Der große Marktplatz wird von der noch größeren Kathedrale von Treguier überragt. Diese Kathedrale ist groß genug, um nicht aufs Foto zu passen. Dazu müsste man weiter weg gehen, als die Häuser drum herum stehen. Der Kirchturm besitzt eigenartige Löcher, die den Klang der Glocken eine bessere Akustik geben soll. Treguier ist keine große Stadt, aber eine historisch bedeutsame. Zahlreiche Bischöfe waren hier ansässig. All denen wurden in der Kathedrale mit Gemälden gedacht.
Wichtigster Teil der Kathedrale ist der Reliquienschrein. In diesem liegen die Gebeine und der Schädel des heiligen Yves. Und da muss ich wieder an die Schutzpatrone erinnern. Yves ist der Schutzpatron der Anwälte. Als wenn diese Blutsauger irgendwelchen Schutz nötig hätten. Wo kommen wir denn da hin, wenn sich jede Berufsgruppe, die Dreck am Stecken hat mit Schutzheiligen amüsiert. Gab es den Schutzpatron der Henker, der ihn davor schützte, sich beim Köpfen, den eigenen Finger wegzuhacken? Hat die Mafia ihren eigenen Schutzheiligen? Wie heißt eigentlich der Schutzheilige der Diktatoren? Ich weiß es nicht, aber letztlich muss man sich ja an irgendwen wenden, wenn es im Leben gerade mal nicht richtig läuft. Putin hat sicher auch einen.
An der Eingangspforte ist mir der deutliche Hinweis aufgefallen, das Hunde in der Kirche nicht erlaubt sind.
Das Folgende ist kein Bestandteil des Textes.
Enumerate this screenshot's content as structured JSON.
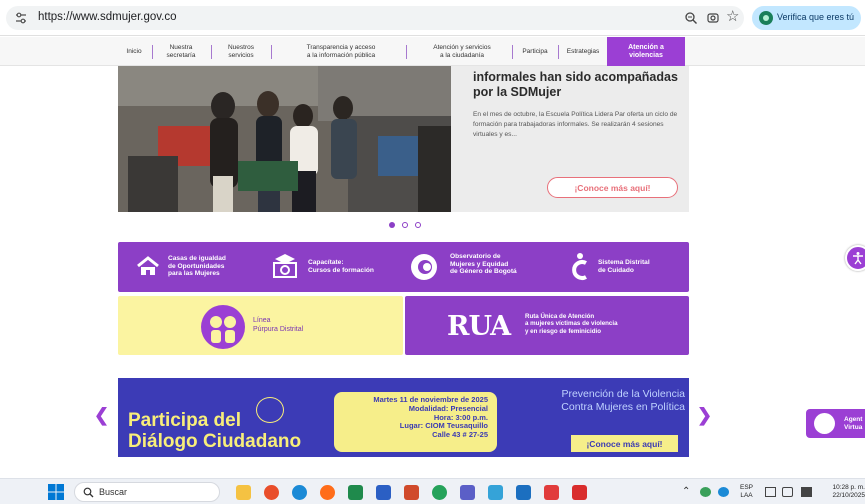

Sind sie ja in Kirchen meistens nicht. Aber hier kann ich mir schon vorstellen, dass auf die Frage nach dem warum die Antwort lauten könnte: “Was meinen Sie wohl, wie lange wir gebraucht haben die Oberschenkelknochen vom Heiligen Yves wiederzufinden, als der letzte Bischof seinen Rottweiler mit in die Kirche genommen hatte. Den ganzen Kräutergarten hinterm Kreuzgang mussten wir umpflügen. Ich hoffe bloß, wir haben die richtigen Knochen ausgebuddelt.” Oder so was ähnliches.
Derweil der Markt beginnt sich aufzulösen, bleibe ich vor einem alten Haus stehen. Es muss ein Laden gewesen sein, denn große Schaufensterscheiben ohne Auslage spiegeln die Sonne. Hinter einem Fenster springt ein junger Rabe aufgeregt hin und her. Er scheint hier im alten verlassenen Laden ausgebrütet worden zu sein und guckt jetzt ebenso neugierig aus dem Laden, wie ich hinein. Ich halte mein Finger an die Scheibe und er hackt beherzt zu. Bevor er die Scheibe zerdrischt, lasse ich die Spielerei lieber bleiben.
Auf dem Weg zurück vom sonnigen Treguier zum Ende der bretonischen Landzunge, auf der wir wohnen, sehen wir ganz entfernt an der Küste Nebel. Der hat sich hier am äußersten Ende der Welt den ganzen Tag über nicht aufgelöst.
Erst als wir zu einer kleinen Radtour aufbrechen, knallt die Sonne unvermittelt durch die Wolken und beschert uns einen netten kleinen Sonnenbrand. Und dann sehen wir es wieder, das ganze Panorama der Küste. Unendlich weite Strände und ein weit entferntes Meer, das sich offensichtlich gerade woanders austobt.